Gnana Praveen Rajasekar,Wheidima Carneiro de Melo,Nasib Ullah,Haseeb Aslam,Osama Zeeshan,Théo Denorme,Marco Pedersoli,Alessandro Koerich,Simon Bacon,Patrick Cardinal,Eric Granger

from arxiv, arXiv admin note: text overlap with arXiv:2111.05222

Multimodal emotion recognition has recently gained much attention since it can leverage diverse and complementary relationships over multiple modalities (e.g., audio, visual, biosignals, etc.), and can provide some robustness to noisy modalities. Most state-of-the-art methods for audio-visual (A-V) fusion rely on recurrent networks or conventional attention mechanisms that do not effectively leverage the complementary nature of A-V modalities. In this paper, we focus on dimensional emotion recognition based on the fusion of facial and vocal modalities extracted from videos. Specifically, we propose a joint cross-attention model that relies on the complementary relationships to extract the salient features across A-V modalities, allowing for accurate prediction of continuous values of valence and arousal. The proposed fusion model efficiently leverages the inter-modal relationships, while reducing the heterogeneity between the features.
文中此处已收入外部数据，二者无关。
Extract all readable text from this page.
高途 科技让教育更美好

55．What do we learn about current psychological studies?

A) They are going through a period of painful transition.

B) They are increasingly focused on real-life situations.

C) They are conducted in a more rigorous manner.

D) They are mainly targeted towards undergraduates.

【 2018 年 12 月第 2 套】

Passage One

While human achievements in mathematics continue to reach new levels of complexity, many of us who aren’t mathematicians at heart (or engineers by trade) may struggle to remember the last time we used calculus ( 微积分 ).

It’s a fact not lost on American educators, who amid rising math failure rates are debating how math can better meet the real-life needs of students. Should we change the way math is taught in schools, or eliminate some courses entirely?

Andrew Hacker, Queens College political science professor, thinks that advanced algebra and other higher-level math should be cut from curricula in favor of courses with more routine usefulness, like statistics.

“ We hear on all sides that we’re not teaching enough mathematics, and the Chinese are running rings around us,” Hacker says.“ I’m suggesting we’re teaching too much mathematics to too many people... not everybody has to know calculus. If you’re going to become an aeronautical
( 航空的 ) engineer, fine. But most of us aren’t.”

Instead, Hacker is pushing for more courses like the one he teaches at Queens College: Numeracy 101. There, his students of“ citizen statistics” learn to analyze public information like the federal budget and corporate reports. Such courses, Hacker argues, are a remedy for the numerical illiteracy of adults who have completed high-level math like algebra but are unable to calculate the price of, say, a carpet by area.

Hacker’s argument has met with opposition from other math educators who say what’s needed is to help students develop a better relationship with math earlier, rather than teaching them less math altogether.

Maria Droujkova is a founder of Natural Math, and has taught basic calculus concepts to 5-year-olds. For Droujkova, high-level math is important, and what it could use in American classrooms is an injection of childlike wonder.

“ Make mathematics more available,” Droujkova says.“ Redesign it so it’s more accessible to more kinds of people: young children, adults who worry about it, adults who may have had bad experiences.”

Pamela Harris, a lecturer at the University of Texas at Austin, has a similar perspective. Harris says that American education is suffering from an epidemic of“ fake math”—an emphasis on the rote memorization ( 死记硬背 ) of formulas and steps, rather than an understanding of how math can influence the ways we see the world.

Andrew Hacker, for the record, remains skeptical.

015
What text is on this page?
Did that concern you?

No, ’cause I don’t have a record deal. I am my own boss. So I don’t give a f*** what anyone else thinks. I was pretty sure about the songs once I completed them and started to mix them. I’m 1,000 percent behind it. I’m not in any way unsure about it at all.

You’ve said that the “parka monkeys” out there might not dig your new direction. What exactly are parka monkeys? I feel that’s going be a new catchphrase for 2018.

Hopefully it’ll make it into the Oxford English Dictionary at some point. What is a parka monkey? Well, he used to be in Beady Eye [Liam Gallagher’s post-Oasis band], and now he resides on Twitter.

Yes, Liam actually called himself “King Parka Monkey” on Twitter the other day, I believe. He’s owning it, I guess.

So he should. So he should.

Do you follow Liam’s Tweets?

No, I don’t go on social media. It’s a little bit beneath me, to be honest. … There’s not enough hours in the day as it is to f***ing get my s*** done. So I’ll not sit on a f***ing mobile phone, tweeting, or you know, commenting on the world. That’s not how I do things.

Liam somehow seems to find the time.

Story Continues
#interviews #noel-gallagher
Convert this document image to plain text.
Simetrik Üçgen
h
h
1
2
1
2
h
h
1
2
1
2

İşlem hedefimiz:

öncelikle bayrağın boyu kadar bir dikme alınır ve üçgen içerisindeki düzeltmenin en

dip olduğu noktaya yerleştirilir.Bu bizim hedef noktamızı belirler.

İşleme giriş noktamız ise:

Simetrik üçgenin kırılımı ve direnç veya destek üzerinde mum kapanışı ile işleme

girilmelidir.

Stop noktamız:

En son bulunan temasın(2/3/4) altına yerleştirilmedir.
In particular, it computes the cross-attention weights based on correlation between the combined feature representation and individual modalities. By deploying the combined A-V feature representation into the cross-attention module, the performance of our fusion module improves significantly over the vanilla cross-attention module. Experimental results on validation-set videos from the AffWild2 dataset indicate that our proposed A-V fusion model provides a cost-effective solution that can outperform state-of-the-art approaches. The code is available on GitHub: https://github.com/praveena2j/JointCrossAttentional-AV-Fusion.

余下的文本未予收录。